Church, Finnan, Co. Kilkenny
Co. Kilkenny |
Churches & Chapels
In a quiet valley between the old and new roads to Castlecomer, a field known locally as "the Monastery" holds nothing visible to betray what once stood there.
The Irish name, Kill-Finnawn, was understood by local people not as a reference to the townland of Finnan but as the church of Saint Finnan himself, and the site retained that association long after the structure itself had gone. By 1850, some remains of the church and the earthen rampart enclosing it were still discernible, but they did not survive long after that.

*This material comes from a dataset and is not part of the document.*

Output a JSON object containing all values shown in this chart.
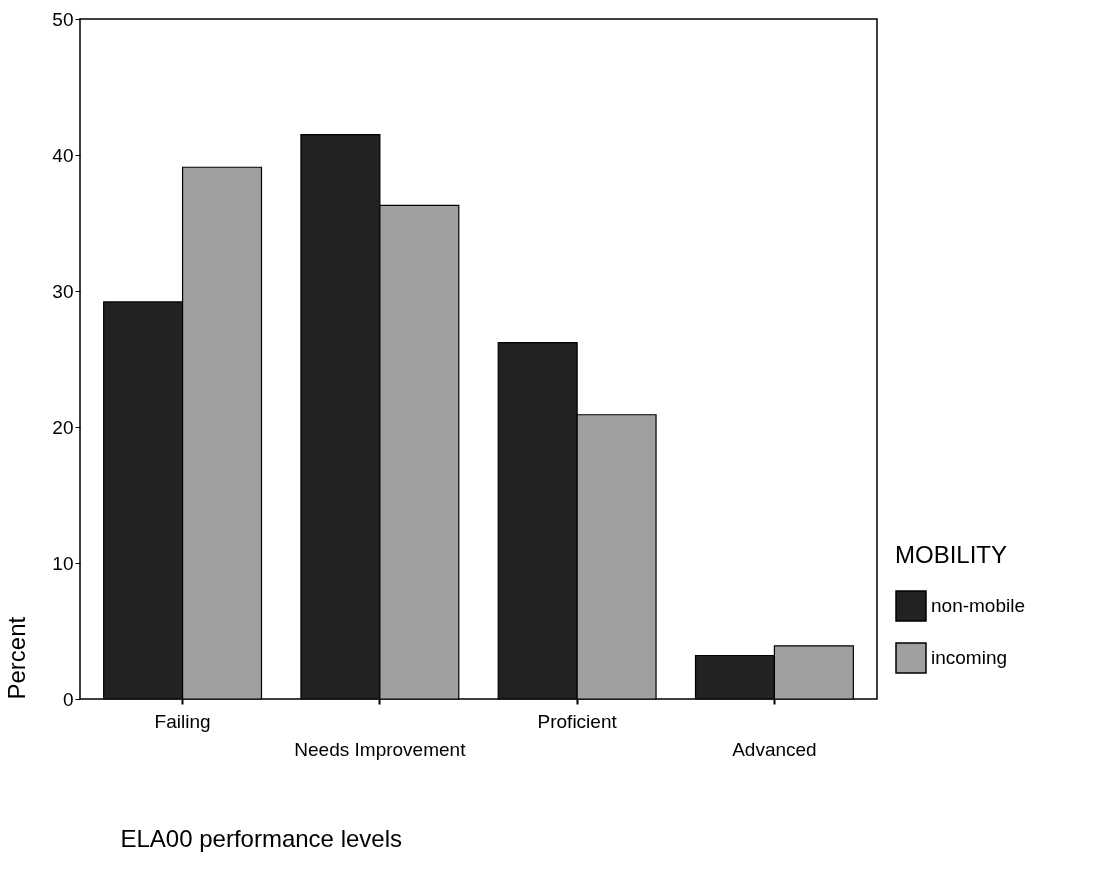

The historian William Carrigan, writing in 1905, recorded what happened with considerable frustration. James Hendricken, the tenant of the land around that time, removed the remaining fabric of the church and its enclosure, then compounded the damage by driving a fence and a deep drainage channel straight through the centre of the site. When Carrigan visited in 1890, human bones were visible protruding from the cut sides of that water-course, the graveyard having been effectively sliced open. A holy well was also said to have stood within the enclosure, a detail that suggests the site may have functioned as a small devotional complex rather than simply a burial ground. The name "Monastery" implies some tradition of religious community here, though no structural evidence of that survives. A further blow came in 1961 to 1962, when the thirty-acre field was drained under a national Land Project Scheme, an initiative that reshaped agricultural land across Ireland in the post-war decades. Neither the church nor the graveyard appears on any edition of the Ordnance Survey maps, and fieldwork in 1987 was needed simply to confirm where the site had been. Today, the pasture gives no indication at ground level that anything is there at all.